Want to share your content on R-bloggers? click here if you have a blog, or here if you don't.
Last time when I read the paper “A General Regression Neural Network” by Donald Specht, it was exactly 10 years ago when I was in the graduate school. After reading again this week, I decided to code it out with SAS macros and make this excellent idea available for the SAS community.
The prototype of GRNN consists of 2 SAS macros, %grnn_learn() for the training of a GRNN and %grnn_pred() for the prediction with a GRNN. The famous Boston Housing dataset is used to test these two macros with the result compared with the outcome from the R implementation below. In this exercise, it is assumed that the smoothing parameter SIGMA is known and equal to 0.55 in order to simplify the case.
pkgs <- c('MASS', 'doParallel', 'foreach', 'grnn')
lapply(pkgs, require, character.only = T)

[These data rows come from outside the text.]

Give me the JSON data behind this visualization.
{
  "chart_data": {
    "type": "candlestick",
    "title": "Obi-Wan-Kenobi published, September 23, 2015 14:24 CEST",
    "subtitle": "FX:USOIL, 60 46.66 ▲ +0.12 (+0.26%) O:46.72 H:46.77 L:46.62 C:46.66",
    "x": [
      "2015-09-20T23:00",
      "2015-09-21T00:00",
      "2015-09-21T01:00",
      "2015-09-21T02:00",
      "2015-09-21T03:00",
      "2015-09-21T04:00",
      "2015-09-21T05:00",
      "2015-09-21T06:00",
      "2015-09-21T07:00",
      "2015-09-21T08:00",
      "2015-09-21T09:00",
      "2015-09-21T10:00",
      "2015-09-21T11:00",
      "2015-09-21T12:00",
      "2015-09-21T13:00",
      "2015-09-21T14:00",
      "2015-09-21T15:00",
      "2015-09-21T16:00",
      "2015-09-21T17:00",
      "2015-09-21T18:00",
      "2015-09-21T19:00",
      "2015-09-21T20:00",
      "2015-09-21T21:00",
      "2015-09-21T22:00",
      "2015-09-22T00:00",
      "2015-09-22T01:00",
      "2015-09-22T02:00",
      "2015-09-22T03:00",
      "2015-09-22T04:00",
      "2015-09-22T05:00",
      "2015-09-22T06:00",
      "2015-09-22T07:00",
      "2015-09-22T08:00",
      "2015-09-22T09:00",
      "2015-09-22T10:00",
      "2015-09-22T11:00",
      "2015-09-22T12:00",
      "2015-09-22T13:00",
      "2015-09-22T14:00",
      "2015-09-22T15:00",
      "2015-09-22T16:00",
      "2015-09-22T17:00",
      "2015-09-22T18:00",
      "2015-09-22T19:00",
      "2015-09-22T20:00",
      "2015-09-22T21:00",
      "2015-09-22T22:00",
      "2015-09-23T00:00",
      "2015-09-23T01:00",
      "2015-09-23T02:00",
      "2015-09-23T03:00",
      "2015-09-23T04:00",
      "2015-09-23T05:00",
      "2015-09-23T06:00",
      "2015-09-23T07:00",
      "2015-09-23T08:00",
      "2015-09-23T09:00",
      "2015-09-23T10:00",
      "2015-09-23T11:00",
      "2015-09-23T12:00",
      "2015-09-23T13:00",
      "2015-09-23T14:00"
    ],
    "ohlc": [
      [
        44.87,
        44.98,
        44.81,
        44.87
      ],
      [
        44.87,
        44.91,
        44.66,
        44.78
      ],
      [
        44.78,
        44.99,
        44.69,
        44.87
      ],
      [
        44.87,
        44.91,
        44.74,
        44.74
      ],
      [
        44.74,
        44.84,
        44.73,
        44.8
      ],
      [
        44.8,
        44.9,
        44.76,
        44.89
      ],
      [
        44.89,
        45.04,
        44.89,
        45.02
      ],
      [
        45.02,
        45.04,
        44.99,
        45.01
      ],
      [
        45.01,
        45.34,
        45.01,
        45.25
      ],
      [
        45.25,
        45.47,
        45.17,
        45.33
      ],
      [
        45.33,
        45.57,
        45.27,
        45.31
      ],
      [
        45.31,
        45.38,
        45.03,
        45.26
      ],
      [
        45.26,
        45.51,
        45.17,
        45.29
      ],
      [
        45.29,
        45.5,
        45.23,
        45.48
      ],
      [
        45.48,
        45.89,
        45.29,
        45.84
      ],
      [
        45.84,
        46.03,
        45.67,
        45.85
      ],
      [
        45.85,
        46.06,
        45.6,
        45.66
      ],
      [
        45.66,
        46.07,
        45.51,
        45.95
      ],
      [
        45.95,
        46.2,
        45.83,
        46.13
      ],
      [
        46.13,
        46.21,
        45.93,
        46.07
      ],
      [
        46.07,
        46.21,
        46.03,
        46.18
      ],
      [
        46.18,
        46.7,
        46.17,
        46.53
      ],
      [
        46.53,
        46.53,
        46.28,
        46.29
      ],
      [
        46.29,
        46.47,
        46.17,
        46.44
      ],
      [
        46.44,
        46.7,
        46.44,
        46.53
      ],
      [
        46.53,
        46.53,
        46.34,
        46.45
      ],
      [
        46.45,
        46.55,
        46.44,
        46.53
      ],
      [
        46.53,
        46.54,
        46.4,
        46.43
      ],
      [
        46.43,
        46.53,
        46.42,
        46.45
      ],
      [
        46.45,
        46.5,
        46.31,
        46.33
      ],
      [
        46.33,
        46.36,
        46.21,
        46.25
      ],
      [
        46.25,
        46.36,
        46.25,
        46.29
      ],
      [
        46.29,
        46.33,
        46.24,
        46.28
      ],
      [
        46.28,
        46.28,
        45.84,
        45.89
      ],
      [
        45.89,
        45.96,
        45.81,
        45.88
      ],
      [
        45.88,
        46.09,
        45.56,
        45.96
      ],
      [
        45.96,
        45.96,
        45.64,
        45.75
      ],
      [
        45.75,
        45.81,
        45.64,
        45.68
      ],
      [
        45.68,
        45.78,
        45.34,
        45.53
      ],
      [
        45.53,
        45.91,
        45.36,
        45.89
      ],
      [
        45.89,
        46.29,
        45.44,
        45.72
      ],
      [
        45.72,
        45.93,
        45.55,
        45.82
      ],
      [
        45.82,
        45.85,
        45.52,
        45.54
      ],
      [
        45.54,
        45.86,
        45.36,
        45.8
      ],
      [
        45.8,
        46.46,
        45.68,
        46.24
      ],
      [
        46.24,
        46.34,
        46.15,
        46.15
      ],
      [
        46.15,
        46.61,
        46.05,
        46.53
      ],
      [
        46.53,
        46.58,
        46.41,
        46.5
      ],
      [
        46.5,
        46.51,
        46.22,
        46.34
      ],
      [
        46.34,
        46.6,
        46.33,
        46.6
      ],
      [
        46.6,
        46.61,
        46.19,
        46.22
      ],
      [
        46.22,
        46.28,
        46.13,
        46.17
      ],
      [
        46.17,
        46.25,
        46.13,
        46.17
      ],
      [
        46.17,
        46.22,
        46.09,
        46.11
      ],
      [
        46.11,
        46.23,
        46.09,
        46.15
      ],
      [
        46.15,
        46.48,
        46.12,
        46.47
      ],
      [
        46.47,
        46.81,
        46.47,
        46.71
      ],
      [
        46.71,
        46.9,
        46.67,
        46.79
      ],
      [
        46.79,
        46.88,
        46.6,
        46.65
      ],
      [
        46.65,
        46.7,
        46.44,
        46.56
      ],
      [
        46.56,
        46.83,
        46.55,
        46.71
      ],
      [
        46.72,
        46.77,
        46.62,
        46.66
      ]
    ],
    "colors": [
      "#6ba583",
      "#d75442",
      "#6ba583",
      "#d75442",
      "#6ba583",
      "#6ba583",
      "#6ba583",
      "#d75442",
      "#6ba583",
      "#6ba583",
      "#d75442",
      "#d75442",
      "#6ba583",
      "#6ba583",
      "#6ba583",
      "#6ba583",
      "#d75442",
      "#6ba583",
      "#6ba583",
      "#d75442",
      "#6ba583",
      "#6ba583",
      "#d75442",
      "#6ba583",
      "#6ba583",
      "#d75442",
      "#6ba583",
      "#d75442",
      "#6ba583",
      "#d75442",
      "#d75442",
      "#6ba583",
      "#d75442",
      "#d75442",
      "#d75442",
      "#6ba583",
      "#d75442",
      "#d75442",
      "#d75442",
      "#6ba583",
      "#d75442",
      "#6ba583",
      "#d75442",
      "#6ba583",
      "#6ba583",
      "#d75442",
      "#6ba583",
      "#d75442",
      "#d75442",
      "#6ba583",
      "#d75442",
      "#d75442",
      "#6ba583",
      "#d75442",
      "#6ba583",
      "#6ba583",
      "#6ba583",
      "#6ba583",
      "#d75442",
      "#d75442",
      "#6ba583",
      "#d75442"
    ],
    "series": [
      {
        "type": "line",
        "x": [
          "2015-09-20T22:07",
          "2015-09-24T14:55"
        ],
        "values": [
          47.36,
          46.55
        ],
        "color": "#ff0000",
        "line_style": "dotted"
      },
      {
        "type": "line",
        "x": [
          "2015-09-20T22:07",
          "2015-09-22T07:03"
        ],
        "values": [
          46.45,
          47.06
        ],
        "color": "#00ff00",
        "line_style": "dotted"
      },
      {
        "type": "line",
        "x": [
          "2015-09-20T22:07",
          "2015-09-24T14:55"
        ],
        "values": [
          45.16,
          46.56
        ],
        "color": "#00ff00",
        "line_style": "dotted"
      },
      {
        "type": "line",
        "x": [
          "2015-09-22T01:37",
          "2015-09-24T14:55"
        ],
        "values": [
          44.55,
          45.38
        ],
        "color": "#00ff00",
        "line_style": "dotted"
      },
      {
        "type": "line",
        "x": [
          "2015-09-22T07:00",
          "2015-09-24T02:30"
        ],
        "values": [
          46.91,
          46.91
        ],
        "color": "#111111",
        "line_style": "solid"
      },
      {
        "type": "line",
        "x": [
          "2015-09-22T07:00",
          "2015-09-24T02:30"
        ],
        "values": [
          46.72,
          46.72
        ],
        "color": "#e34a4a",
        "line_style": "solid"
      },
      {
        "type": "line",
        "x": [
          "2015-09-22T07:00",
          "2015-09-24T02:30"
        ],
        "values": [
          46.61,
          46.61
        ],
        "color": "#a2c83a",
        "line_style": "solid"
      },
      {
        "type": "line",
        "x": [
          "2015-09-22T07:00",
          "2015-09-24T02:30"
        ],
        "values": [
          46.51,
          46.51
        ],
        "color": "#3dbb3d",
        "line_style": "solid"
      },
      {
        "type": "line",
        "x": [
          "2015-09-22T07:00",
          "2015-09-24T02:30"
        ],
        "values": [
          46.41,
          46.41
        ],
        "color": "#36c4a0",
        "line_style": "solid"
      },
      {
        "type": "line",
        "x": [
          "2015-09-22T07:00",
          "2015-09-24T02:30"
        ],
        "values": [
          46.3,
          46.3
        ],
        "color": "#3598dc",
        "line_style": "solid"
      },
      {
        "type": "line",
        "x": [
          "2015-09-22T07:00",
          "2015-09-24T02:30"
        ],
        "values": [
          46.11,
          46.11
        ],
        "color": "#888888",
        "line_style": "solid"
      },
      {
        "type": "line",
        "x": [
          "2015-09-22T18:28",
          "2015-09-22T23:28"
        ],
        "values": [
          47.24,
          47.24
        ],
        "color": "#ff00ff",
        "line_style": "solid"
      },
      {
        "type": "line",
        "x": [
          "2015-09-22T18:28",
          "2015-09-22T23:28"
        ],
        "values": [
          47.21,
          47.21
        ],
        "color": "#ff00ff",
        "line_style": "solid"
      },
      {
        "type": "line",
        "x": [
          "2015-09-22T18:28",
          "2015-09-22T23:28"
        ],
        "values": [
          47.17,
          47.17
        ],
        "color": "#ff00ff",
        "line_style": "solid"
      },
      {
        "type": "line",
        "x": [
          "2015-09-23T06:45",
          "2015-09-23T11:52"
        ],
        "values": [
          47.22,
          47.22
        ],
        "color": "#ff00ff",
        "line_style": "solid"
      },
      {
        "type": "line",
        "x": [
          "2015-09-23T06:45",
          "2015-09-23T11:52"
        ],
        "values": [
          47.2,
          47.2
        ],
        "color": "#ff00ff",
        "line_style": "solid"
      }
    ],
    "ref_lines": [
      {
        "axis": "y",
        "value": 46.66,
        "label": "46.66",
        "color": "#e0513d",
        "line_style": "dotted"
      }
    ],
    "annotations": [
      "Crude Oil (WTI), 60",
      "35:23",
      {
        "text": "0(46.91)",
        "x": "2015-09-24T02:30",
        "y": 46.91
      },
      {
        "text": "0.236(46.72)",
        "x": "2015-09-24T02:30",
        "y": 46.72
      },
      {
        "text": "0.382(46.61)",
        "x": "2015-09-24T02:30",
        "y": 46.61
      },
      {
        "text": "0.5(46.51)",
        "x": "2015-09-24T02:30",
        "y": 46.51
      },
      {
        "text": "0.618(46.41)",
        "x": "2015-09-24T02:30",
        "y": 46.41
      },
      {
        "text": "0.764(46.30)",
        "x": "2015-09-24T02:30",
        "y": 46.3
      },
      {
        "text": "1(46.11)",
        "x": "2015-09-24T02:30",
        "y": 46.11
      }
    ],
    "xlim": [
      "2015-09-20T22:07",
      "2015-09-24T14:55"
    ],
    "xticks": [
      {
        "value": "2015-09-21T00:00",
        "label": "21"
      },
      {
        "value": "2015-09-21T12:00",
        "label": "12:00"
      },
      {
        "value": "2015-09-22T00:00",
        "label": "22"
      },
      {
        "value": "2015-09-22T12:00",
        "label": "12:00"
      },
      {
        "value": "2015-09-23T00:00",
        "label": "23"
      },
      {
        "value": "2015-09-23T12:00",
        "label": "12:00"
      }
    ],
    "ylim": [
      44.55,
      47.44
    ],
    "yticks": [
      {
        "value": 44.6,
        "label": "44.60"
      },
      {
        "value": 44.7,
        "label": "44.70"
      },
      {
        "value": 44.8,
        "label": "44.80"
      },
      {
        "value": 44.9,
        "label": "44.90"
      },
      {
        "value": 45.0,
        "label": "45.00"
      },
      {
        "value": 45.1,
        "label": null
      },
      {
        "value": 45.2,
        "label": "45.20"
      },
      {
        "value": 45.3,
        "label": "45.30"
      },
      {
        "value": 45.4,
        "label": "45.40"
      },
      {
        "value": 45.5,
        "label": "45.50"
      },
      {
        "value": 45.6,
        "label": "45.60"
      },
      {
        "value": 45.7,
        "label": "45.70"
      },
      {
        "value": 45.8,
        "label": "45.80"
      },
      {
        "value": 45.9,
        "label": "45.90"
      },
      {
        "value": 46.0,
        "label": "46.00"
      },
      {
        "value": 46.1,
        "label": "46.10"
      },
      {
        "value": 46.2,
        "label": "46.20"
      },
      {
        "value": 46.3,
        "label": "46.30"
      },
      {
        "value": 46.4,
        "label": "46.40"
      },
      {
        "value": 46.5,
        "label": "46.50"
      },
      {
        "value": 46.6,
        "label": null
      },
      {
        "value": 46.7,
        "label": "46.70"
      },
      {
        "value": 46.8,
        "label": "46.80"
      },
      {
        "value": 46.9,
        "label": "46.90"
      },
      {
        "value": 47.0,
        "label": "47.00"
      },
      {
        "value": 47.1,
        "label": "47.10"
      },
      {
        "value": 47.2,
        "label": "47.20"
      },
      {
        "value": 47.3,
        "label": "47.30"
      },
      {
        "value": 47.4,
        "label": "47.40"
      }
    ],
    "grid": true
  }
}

registerDoParallel(cores = 8)
data(Boston)
X <- Boston[-14]
st.X <- scale(X)
Y <- Boston[14]
boston <- data.frame(st.X, Y)
pred_grnn <- function(x, nn){
xlst <- split(x, 1:nrow(x))
pred <- foreach(i = xlst, .combine = rbind) %dopar% {
data.frame(pred = guess(nn, as.matrix(i)), i, row.names = NULL)
}
}
grnn <- smooth(learn(boston, variable.column = ncol(boston)), sigma = 0.55)
pred_grnn <- pred_grnn(boston[, -ncol(boston)], grnn)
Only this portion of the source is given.